Once the tail had been dismissed, Jennings, Burns and Bairstow had to do their job. This was not going to be suitable for those of a nervous disposition. A confident start by Jennings strangely did nothing to calm nerves. Taking the lion’s share of the strike and doing almost all the scoring, he got a start, drove without due care and attention and was convicted at gully. Only three years ago, Haseeb Hameed and Keaton Jennings had wonderful Test debuts in India and England supporters were thinking that they had a ready-made opening pair for the next decade or decade and a half: Hameed’s fortunes have only gone downward since he left that tour with a broken finger and an average of 9.7 for Lancashire in 2018 makes one wonder how much longer his county career will last without a sudden change of fortunes. Jennings has had two golden streaks in County cricket, each followed by a prolonged run-drought: the fans have lost patience, how long will England’s last? There is no doubt that, having tried so many openers since Andrew Strauss retired, England do not want to chop and change again, but nor can they afford to start an Ashes series with an opener desperately short on form and confidence. Plan A is to support him in public and hope that he gets enough runs on the tour to stop wagging tongues. Plan B is to hope that someone on the County circuit gets a thousand runs before the end of May as an opener. Having got a start in 16 of his last 20 Test innings, a single score of 50+ - albeit a monumental one in Sri Lanka – is no kind of return, but suggests that the issue is as much psychological as technical.

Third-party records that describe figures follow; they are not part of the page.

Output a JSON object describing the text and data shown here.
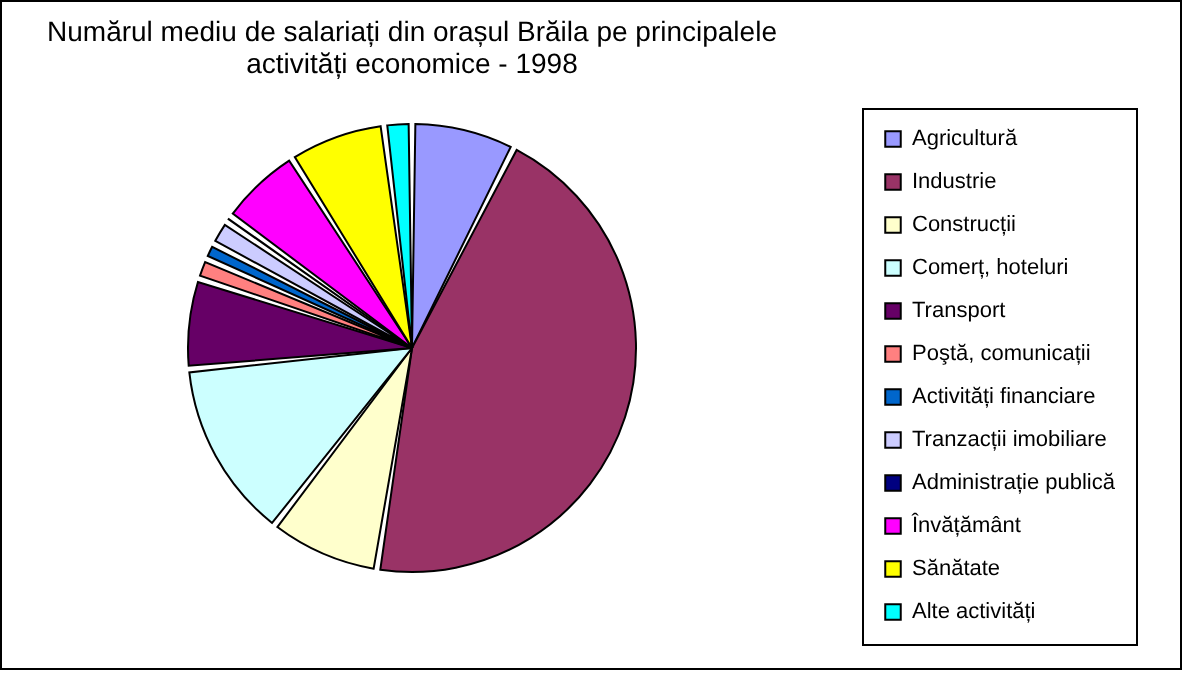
{
  "chart_data": {
    "type": "pie",
    "title": [
      "Numărul mediu de salariați din orașul Brăila pe principalele",
      "activități economice - 1998"
    ],
    "categories": [
      "Agricultură",
      "Industrie",
      "Construcții",
      "Comerț, hoteluri",
      "Transport",
      "Poştă, comunicații",
      "Activități financiare",
      "Tranzacții imobiliare",
      "Administrație publică",
      "Învățământ",
      "Sănătate",
      "Alte activități"
    ],
    "values": [
      7.5,
      45,
      8,
      13,
      6.5,
      1.5,
      1.2,
      1.8,
      0.5,
      6,
      7,
      2
    ],
    "colors": [
      "#9999ff",
      "#993366",
      "#ffffcc",
      "#ccffff",
      "#660066",
      "#ff8080",
      "#0066cc",
      "#ccccff",
      "#000080",
      "#ff00ff",
      "#ffff00",
      "#00ffff"
    ],
    "legend": "right"
  }
}
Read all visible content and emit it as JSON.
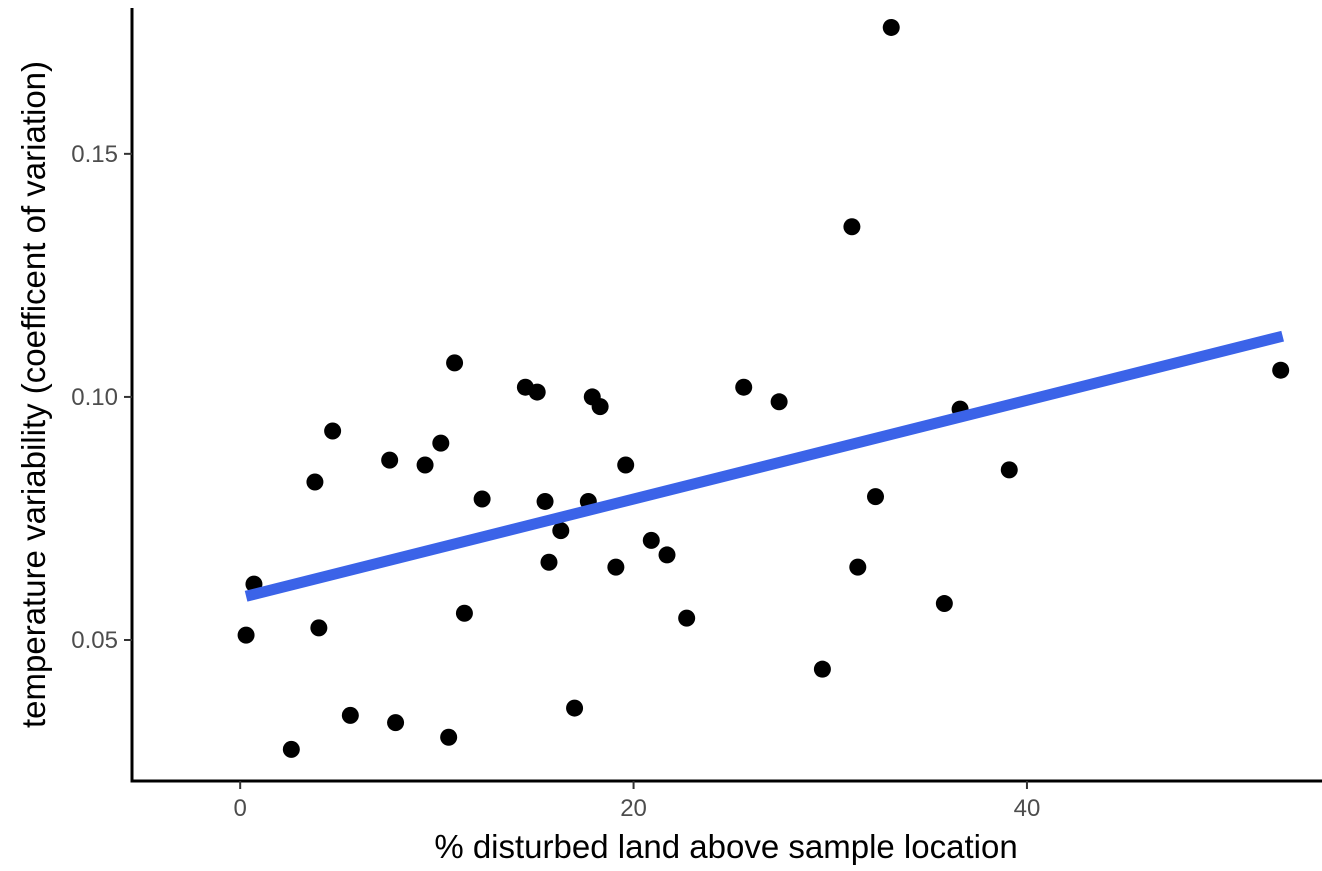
{
  "chart_data": {
    "type": "scatter",
    "title": "",
    "xlabel": "% disturbed land above sample location",
    "ylabel": "temperature variability (coefficent of variation)",
    "xlim": [
      -5.5,
      55
    ],
    "ylim": [
      0.021,
      0.18
    ],
    "x_ticks": [
      0,
      20,
      40
    ],
    "x_tick_labels": [
      "0",
      "20",
      "40"
    ],
    "y_ticks": [
      0.05,
      0.1,
      0.15
    ],
    "y_tick_labels": [
      "0.05",
      "0.10",
      "0.15"
    ],
    "grid": false,
    "legend": "none",
    "point_color": "#000000",
    "fit_line_color": "#3b63e8",
    "fit_line": {
      "x": [
        0.3,
        53.0
      ],
      "y": [
        0.059,
        0.1125
      ]
    },
    "series": [
      {
        "points": [
          {
            "x": 0.3,
            "y": 0.051
          },
          {
            "x": 0.7,
            "y": 0.0615
          },
          {
            "x": 2.6,
            "y": 0.0275
          },
          {
            "x": 3.8,
            "y": 0.0825
          },
          {
            "x": 4.0,
            "y": 0.0525
          },
          {
            "x": 4.7,
            "y": 0.093
          },
          {
            "x": 5.6,
            "y": 0.0345
          },
          {
            "x": 7.6,
            "y": 0.087
          },
          {
            "x": 7.9,
            "y": 0.033
          },
          {
            "x": 9.4,
            "y": 0.086
          },
          {
            "x": 10.2,
            "y": 0.0905
          },
          {
            "x": 10.6,
            "y": 0.03
          },
          {
            "x": 10.9,
            "y": 0.107
          },
          {
            "x": 11.4,
            "y": 0.0555
          },
          {
            "x": 12.3,
            "y": 0.079
          },
          {
            "x": 14.5,
            "y": 0.102
          },
          {
            "x": 15.1,
            "y": 0.101
          },
          {
            "x": 15.5,
            "y": 0.0785
          },
          {
            "x": 15.7,
            "y": 0.066
          },
          {
            "x": 16.3,
            "y": 0.0725
          },
          {
            "x": 17.0,
            "y": 0.036
          },
          {
            "x": 17.7,
            "y": 0.0785
          },
          {
            "x": 17.9,
            "y": 0.1
          },
          {
            "x": 18.3,
            "y": 0.098
          },
          {
            "x": 19.1,
            "y": 0.065
          },
          {
            "x": 19.6,
            "y": 0.086
          },
          {
            "x": 20.9,
            "y": 0.0705
          },
          {
            "x": 21.7,
            "y": 0.0675
          },
          {
            "x": 22.7,
            "y": 0.0545
          },
          {
            "x": 25.6,
            "y": 0.102
          },
          {
            "x": 27.4,
            "y": 0.099
          },
          {
            "x": 29.6,
            "y": 0.044
          },
          {
            "x": 31.1,
            "y": 0.135
          },
          {
            "x": 31.4,
            "y": 0.065
          },
          {
            "x": 32.3,
            "y": 0.0795
          },
          {
            "x": 33.1,
            "y": 0.176
          },
          {
            "x": 35.8,
            "y": 0.0575
          },
          {
            "x": 36.6,
            "y": 0.0975
          },
          {
            "x": 39.1,
            "y": 0.085
          },
          {
            "x": 52.9,
            "y": 0.1055
          }
        ]
      }
    ]
  }
}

That said, as England staggered from 30-1 to 77 all out, Jennings’s 17 was comfortably (uncomfortably?) the top score of the innings and the opening partnership of 23, by some way the largest of the innings (the next best was 12). Things were put in sharp perspective as the West Indian openers put on a fifty opening partnership. A cynic would have said that they already had more than enough of a lead to win, but this was “grind their faces into the dirt time”. The next stage of this process will be to provide England with two low, slow shirtfronts for the 2nd and 3rd Test: yes, we have been caught this way before. The England opening attack, at a gentle low-80s, just did not have the pace, or the height to exploit the devil in the pitch. As in the first innings, it took the introduction of Moeen Ali to break the opening partnership. The difference this time was that, suddenly, the rhythm was there, the ball started to turn and, suddenly, it seemed that Moeen was bowling hand grenades in a minefield. With Ben Stokes getting seriously wound-up, 52-0 became 61-5, with four wickets falling for one run in fourteen balls. You really wish that the bowlers had shown this fight before the West Indies batsmen had got away from them the previous day. However, as England had, the West Indian batsmen decided to apply the long handle to counter the clatter of wickets and, unlike for England, it worked.

The clatter of wickets had to continue for England to have any remote chance and that meant removing Hetmyer. Easier said than done. A second fifty partnership in the innings, including a brutal assault on Adil Rashid’s first over and any fantasists who harboured thoughts of a great escape were sadly disabused of their notions. With a lead of 339 going into Day 3, the West Indies will expect confidently to win around Tea tomorrow. It has been depressing to watch England implode, washing away all the successes against India and Sri Lanka. Make no mistake, England are going to lose and lose badly, but they desperately need to show some fight in the second innings and to bat a lot better, if only for their self-respect. Australia are watching England and are shaking in their boots, but it is with laughter, not fear.